La sollecitudine materna / filiale che compare tra Elisabetta e Adelaide è considerata inutile, la genealogia femminile non ha diritto di cittadinanza e infatti madre e figlia, quando sono ricordate dai libri di storia, sono definite reazionarie perché anziché inneggiare alla guerra si chiedono: che bisogno c’è di una guerra, non potremmo imparare a convivere pacificamente? Elisabetta ed Adelaide erano certamente donne istruite e privilegiate: a cosa è servita la loro istruzione? A nulla direi, la loro parola, la loro voce, è stata ignorata; di queste due donne i libri non parlano se non per elencare il numero di figli che hanno dato al marito.

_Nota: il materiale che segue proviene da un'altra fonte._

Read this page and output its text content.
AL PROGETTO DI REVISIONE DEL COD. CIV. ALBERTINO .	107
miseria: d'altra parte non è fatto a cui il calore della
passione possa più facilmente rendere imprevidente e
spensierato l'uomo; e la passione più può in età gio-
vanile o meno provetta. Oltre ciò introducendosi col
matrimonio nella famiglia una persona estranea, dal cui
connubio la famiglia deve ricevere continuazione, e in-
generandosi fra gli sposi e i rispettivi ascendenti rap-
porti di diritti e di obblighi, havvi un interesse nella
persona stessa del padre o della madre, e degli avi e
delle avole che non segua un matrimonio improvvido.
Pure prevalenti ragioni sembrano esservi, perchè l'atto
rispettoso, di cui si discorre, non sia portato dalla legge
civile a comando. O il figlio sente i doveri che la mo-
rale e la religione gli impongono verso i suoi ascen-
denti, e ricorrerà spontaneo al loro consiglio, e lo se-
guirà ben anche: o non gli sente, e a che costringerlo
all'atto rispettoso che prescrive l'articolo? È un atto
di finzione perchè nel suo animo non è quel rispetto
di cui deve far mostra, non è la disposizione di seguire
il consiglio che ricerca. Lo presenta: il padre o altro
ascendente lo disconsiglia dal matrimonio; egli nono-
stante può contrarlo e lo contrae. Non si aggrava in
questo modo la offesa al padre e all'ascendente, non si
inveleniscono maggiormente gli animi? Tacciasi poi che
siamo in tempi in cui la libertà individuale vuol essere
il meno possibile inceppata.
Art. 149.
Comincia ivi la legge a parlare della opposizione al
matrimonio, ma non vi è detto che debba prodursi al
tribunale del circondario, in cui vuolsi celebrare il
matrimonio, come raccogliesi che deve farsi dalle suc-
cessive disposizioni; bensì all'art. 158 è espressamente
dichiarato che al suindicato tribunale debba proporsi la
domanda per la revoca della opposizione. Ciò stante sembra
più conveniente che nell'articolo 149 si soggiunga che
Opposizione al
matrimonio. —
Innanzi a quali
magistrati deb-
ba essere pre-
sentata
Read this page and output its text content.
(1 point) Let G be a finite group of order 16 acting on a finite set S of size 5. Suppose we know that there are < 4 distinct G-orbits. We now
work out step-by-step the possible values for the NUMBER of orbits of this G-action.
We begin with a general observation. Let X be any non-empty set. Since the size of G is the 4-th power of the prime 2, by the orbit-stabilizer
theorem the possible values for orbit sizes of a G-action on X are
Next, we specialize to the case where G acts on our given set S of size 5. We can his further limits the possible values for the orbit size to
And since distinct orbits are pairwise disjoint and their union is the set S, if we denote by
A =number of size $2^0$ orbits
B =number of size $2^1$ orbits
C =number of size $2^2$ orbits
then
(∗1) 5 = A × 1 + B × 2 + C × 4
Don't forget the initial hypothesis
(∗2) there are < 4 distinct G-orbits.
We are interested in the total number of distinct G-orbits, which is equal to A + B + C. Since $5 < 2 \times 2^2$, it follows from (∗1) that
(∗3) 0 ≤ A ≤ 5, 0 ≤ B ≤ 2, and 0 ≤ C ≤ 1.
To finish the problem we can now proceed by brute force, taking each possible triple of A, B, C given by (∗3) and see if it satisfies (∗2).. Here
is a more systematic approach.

In pieno Ottocento il principale ruolo femminile è quello di silenziosa fattrice secondo il modello “fornetto” definito da Aristotele e santificato dalla religione di stato come dichiara l’affresco del 1860: «in gremio matris sedet sapientia patris»

Ma l’istruzione femminile ormai era in marcia e si trattava di un percorso irreversibile che ha inevitabilmente coinvolto anche una scuola di impostazione e tradizione maschile come l’Istituto OMAR, sicché sarebbe il momento di trasformare la pur gloriosa «Associazione Omaristi» in una più attuale «Associazione Omariste e Omaristi».